Le dossier du requérant comprend en effet, outre les photos et la prise d’empreintes digitales, un acte de naissance à la dénomination barbare, « 12 S », signé par le maire et un formulaire de douze pages dûment rempli. Le cursus scolaire et universitaire doit être détaillé, et l’on doit donner les noms de trois camarades de classe, leur adresse, leur numéro de téléphone ou leur e-mail. Pour les hommes, des informations sur le service national sont requises, avec, là aussi, une référence à trois anciens camarades du contingent, avec leurs coordonnées. En sus, au moment d’effectuer ces démarches, le demandeur devra être accompagné d’un « répondant », attestant de la véracité des informations données. Il va sans dire que toute fausse déclaration tombe sous le coup du code pénal avec peine de prison à la clé. Les militants des droits de l’homme crient au scandale. « Le pouvoir veut ficher le peuple », s’indigne Me Ali Yahia Abdennour, vedette du barreau, ancien président fondateur de la Ligue algérienne de défense des droits de l’homme (LADDH). « C’est un passage obligé vers la modernisation de l’administration et l’évolution des mentalités », rétorque Zerhouni.

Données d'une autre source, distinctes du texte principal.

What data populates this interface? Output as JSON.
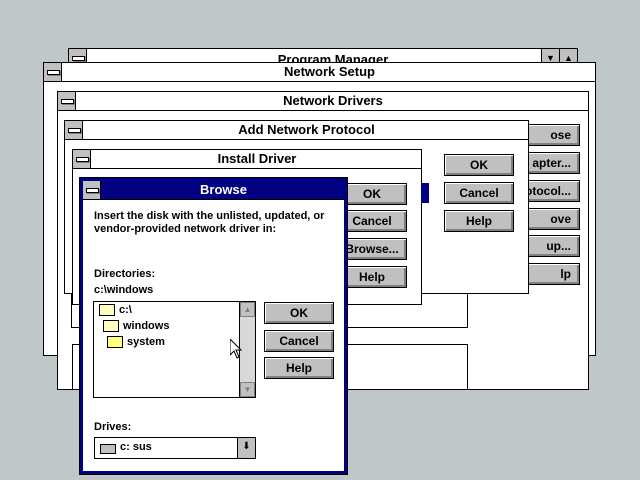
{
  "windows": {
    "program_manager": {
      "title": "Program Manager"
    },
    "network_setup": {
      "title": "Network Setup"
    },
    "network_drivers": {
      "title": "Network Drivers"
    },
    "add_network_protocol": {
      "title": "Add Network Protocol"
    },
    "install_driver": {
      "title": "Install Driver"
    },
    "browse": {
      "title": "Browse"
    }
  },
  "background_buttons": {
    "network_drivers_buttons": [
      "ose",
      "apter...",
      "otocol...",
      "ove",
      "up...",
      "lp"
    ],
    "add_protocol_buttons": [
      "OK",
      "Cancel",
      "Help"
    ],
    "install_driver_buttons": [
      "OK",
      "Cancel",
      "Browse...",
      "Help"
    ]
  },
  "browse": {
    "instruction": "Insert the disk with the unlisted, updated, or vendor-provided network driver in:",
    "directories_label": "Directories:",
    "current_path": "c:\\windows",
    "tree": [
      {
        "label": "c:\\",
        "icon": "open-folder-icon"
      },
      {
        "label": "windows",
        "icon": "open-folder-icon"
      },
      {
        "label": "system",
        "icon": "folder-icon"
      }
    ],
    "drives_label": "Drives:",
    "drive_selected": "c: sus",
    "buttons": {
      "ok": "OK",
      "cancel": "Cancel",
      "help": "Help"
    }
  },
  "colors": {
    "active_title": "#000080",
    "desktop": "#c0c7c8"
  }
}
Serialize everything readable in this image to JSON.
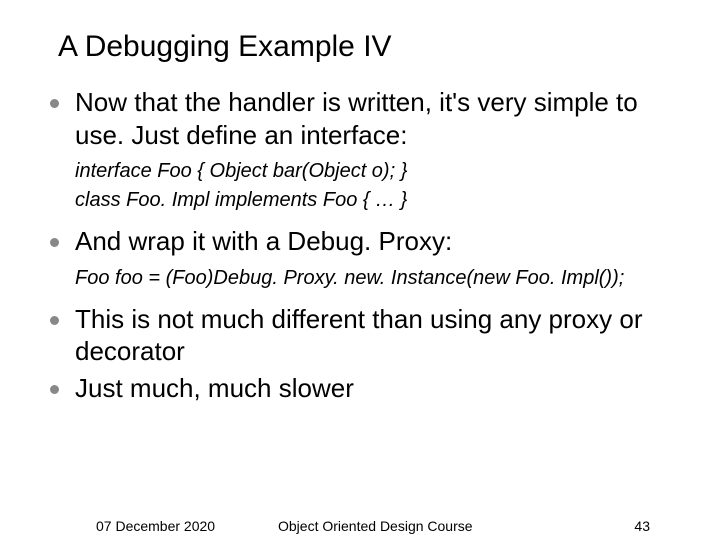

Le « nimirique », que chantait, il y a quelques années, la star du raï Réda Taliani, n’en finit pas d’empoisonner le quotidien des Algériens, qui viennent d’apprendre qu’en 2011 ils ne pourront plus capter les chaînes de télévision françaises, les diffuseurs d’outre-Méditerranée ayant décidé d’abandonner l’analogique pour… le numérique.